И Марья Матвеевна начала рассказывать. Алексей Степанович неподвижными глазами смотрел на нее. Он думал, что она станет говорить о том, что прошло, что может еще случиться, как изменилась ее жизнь и как в ней, кажется, нет места для тех вещей, которые раньше были так важны. Но ничего этого она не сказала. Она долго жаловалась Алексею Степановичу на прислугу, на дороговизну и пространно рассказывала, почему она вынуждена была отказаться от услуг русских портних и обратиться к французским.
– И ты понимаешь, что если тебе нужно даже не шикарное, а просто приличное платье aprds-midi[118]
, я уже не говорю о вечерних туалетах, то помни, что надо обращаться только к французской портнихе.– Мне не нужно приличного платья, – сказал Алексей Степанович с изумлением, которое относилось к вопросу о платье, отчасти к мысли о том, что Марья Матвеевна говорит про такие пустяки, в то время как он ожидал совсем другого.
– Нет, ты меня не понимаешь.
– Действительно…
– Дело в том, что у них все какие-то амбиции, все они жены генералов. Какое мне дело, что в конце девятнадцатого века один из ее мужей командовал какой-то там бригадой? Какое отношение этот факт, ну, скажи на милость, Алеша, имеет к моему теперешнему платью? Что ты смотришь на меня, как баран на новые ворота? – сказала она, внезапно раздражаясь и заметив, наконец, остановившийся пристальный взгляд Алексея Степановича.

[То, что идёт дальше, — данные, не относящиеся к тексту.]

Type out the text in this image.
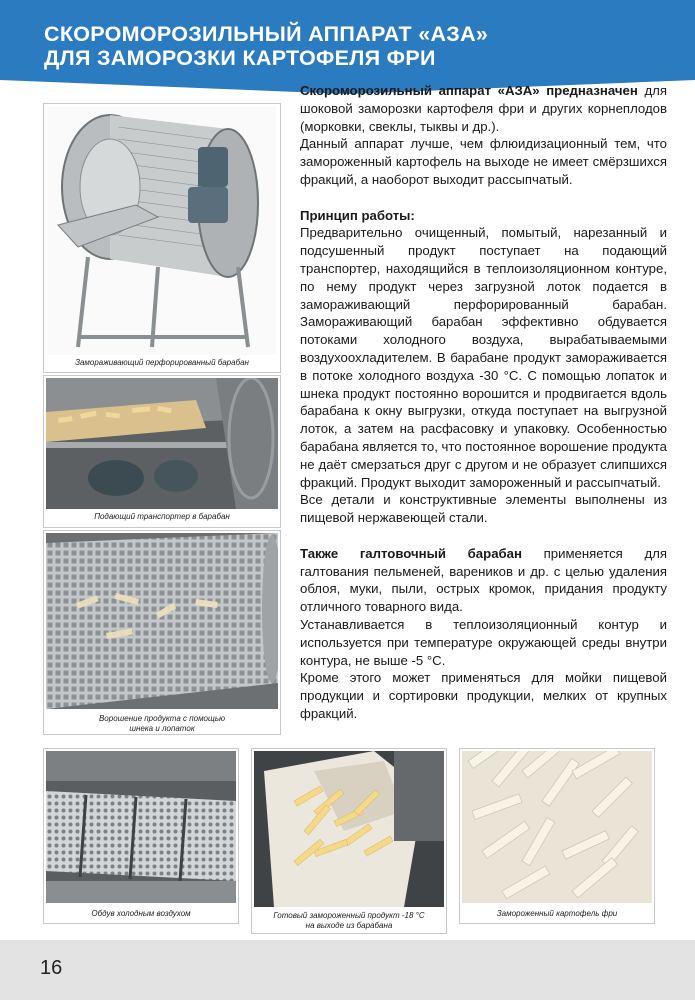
СКОРОМОРОЗИЛЬНЫЙ АППАРАТ «АЗА»
ДЛЯ ЗАМОРОЗКИ КАРТОФЕЛЯ ФРИ
Замораживающий перфорированный барабан
Подающий транспортер в барабан
Ворошение продукта с помощью
шнека и лопаток
Обдув холодным воздухом	Готовый замороженный продукт -18 °С
на выходе из барабана
Замороженный картофель фри

Скороморозильный аппарат «АЗА» предназначен для шоковой заморозки картофеля фри и других корнеплодов (морковки, свеклы, тыквы и др.).

Данный аппарат лучше, чем флюидизационный тем, что замороженный картофель на выходе не имеет смёрзшихся фракций, а наоборот выходит рассыпчатый.

Принцип работы:

Предварительно очищенный, помытый, нарезанный и подсушенный продукт поступает на подающий транспортер, находящийся в теплоизоляционном контуре, по нему продукт через загрузной лоток подается в замораживающий перфорированный барабан. Замораживающий барабан эффективно обдувается потоками холодного воздуха, вырабатываемыми воздухоохладителем. В барабане продукт замораживается в потоке холодного воздуха -30 °С. С помощью лопаток и шнека продукт постоянно ворошится и продвигается вдоль барабана к окну выгрузки, откуда поступает на выгрузной лоток, а затем на расфасовку и упаковку. Особенностью барабана является то, что постоянное ворошение продукта не даёт смерзаться друг с другом и не образует слипшихся фракций. Продукт выходит замороженный и рассыпчатый.

Все детали и конструктивные элементы выполнены из пищевой нержавеющей стали.

Также галтовочный барабан применяется для галтования пельменей, вареников и др. с целью удаления облоя, муки, пыли, острых кромок, придания продукту отличного товарного вида.

Устанавливается в теплоизоляционный контур и используется при температуре окружающей среды внутри контура, не выше -5 °С.

Кроме этого может применяться для мойки пищевой продукции и сортировки продукции, мелких от крупных фракций.

16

– Ты стала как-то вульгарнее, – медленно сказал он. – Но дело не в этом, я хочу другое сказать. Вот ты прожила довольно долгую жизнь, у тебя были муж, любовник, дети, у тебя умерла дочь, ты знала целые годы нужды и несчастий. И неужели теперь, со мной ты можешь говорить только о портнихах и прислуге? Неужели нет ничего интереснее?
– Нет, – ответила она. – Ты хочешь философствовать. Нет, с меня довольно, мне не двадцать лет.
– Именно поэтому…
– Именно поэтому, – повторила она. – Именно поэтому осталось мало времени и мало возможностей.
Она поднялась и пошла к двери, потом вернулась и резким, быстрым движением, которое было характерно для нее – и Алексей Степанович тотчас узнал его, и это сразу напомнило ему множество нежных и, казалось, забытых вещей, – положила ему руки на плечи и села на его колени; у него сразу заныли ноги от ее тяжелого тела. Она ничего не сказала и только смотрела с минуту в его глаза; и он понял в этом немного испуганном и сожалительном взгляде больше того, что она могла бы сказать. Он понял, что в ее жизни все было почти так же безнадежно, как и у него, – с той разницей, что она еще хотела жить и ценила некоторые вещи, которые у него вызывали только грусть и отвращение, и что вопрос о портнихах и прислуге должен был ее интересовать, так как мешал ей думать о том, о чем не следовало думать, чтобы не плакать и не огорчаться. Но этот ее взгляд вернул только на то время, в течение которого он продолжался, возможность одинакового понимания вещей, сделал ее на эту минуту спутницей Алексея Степановича в его печальном и последнем путешествии. Но потом она тяжело и неловко соскользнула с его колен; ее юбка задралась вверх, обнажив ее полные ноги, одного вида которых в прежнее время было достаточно, чтобы Алексей Степанович не мог заснуть несколько часов, и на которые теперь он смотрел так же, как смотрел бы на всякий другой предмет – с примесью, пожалуй, некоторого, почти незаметного, сожаления, в котором при очень пристальном внимании можно было найти следы давно угасшего и бессильного желания. И тотчас же после этого, когда она вышла из комнаты, он почувствовал, что она не вернется к вещам, которые на минуту ожили в ее случайном взгляде и исчезли, на этот раз окончательно. Он вздохнул и уехал.